Software project aims to keep patient data protected in COVID-19 research
Computer scientist receives NSF grant to help develop tool
Credit: The University of Texas at Dallas
The COVID-19 pandemic has created an urgent need for sharing patient data to help scientists learn more about the virus and how to stop it from spreading. One key ethical issue, however, is how much information can health providers disclose to researchers without violating patient privacy?

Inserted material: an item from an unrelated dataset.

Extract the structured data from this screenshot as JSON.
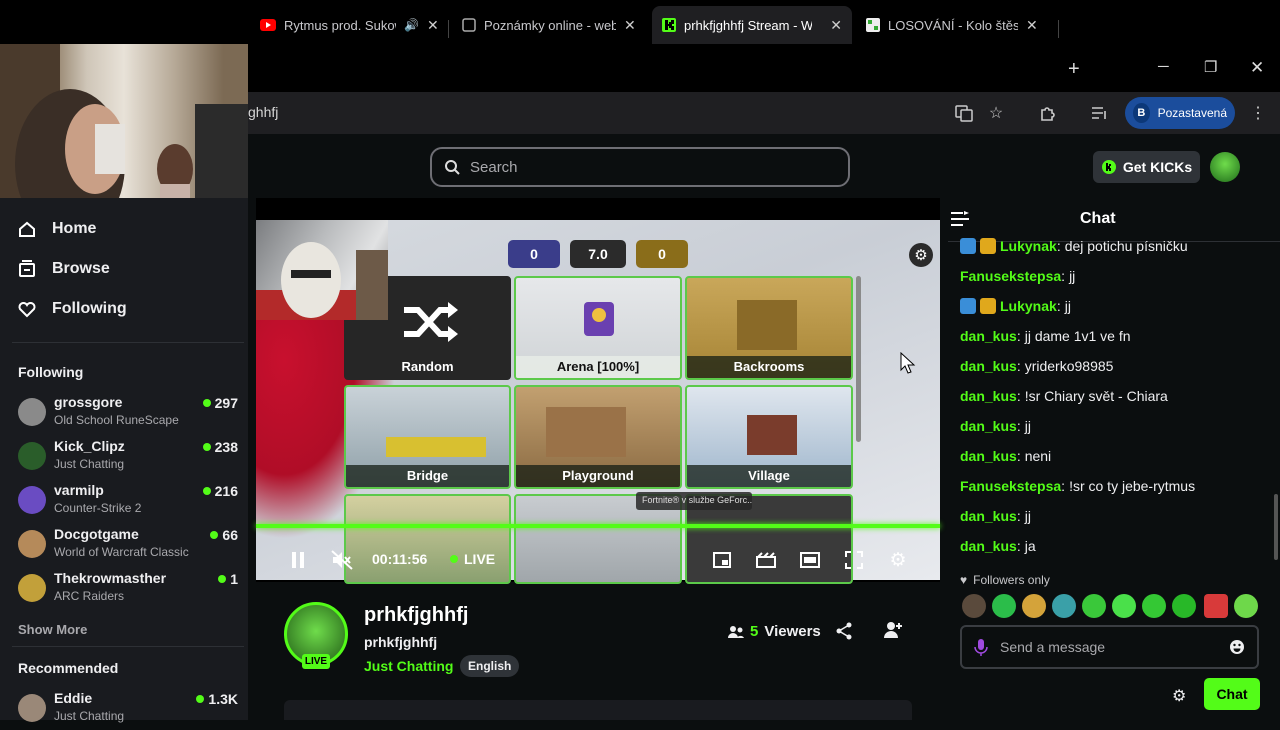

Dr. Murat Kantarcioglu, professor of computer science in the Erik Jonsson School of Engineering and Computer Science at The University of Texas at Dallas, jointly with Vanderbilt University Medical Center, has received a $200,000 grant through the National Science Foundation’s Rapid Response Research (RAPID) program to create an open-source software tool to help policymakers and health care providers make those decisions.
“The issue is: What kind of details can we give to researchers while protecting a patient’s privacy?” Kantarcioglu said. “It’s possible that disclosing certain features about a patient’s medical history may make it easier to identify a person.”
Epidemiologists use patient data to create statistical models to predict the potential spread of disease and to determine what factors might make specific populations more at risk. Much of the data used for research comes in the form of aggregate statistics, which show the number of cases without any identifying information about individual patients. For coronavirus, however, person-level data is critical to understanding how various health factors might affect the virus’s spread and impact individuals.
Concerns over patient privacy have emerged during the COVID-19 pandemic as public health officials track the spread of the highly contagious virus and consider tech-enabled, contact-tracing systems. The UT Dallas project, which also involves Dr. Brad Malin, vice chair for research in biomedical informatics at Vanderbilt University Medical Center, focuses on the risks of an individual being identified when patient data is released for research purposes.
Kantarcioglu, who also studies privacy risks involved with genomic data in another project with Malin, said current tools to evaluate the risks of sharing patient data do not typically account for changes in a disease’s spread over time or location. That is, the usefulness of information about COVID-19 patients changes quickly and might differ from day to day. For example, the precise location of new cases in a hotspot might be most important for initial contact tracing, but such location data becomes less useful as the disease spreads.
The decision tool Kantarcioglu is developing could evaluate whether releasing data about patients’ locations or medical histories — such as smoking history or prescription drug use — increases the risk of identification.
In one possible outcome, certain data could not be shared publicly and can only be shared with researchers with restricted access, he said.
“We would like to give researchers as much data as possible for this kind of analysis,” Kantarcioglu said. “But we want to make sure that the risk of a person being identified is low.”
The NSF’s RAPID program supports nonmedical, nonclinical-care research related to modeling and understanding the spread of COVID-19, informing and educating about the science of virus transmission and prevention, and encouraging the development of processes and actions to address the global challenge.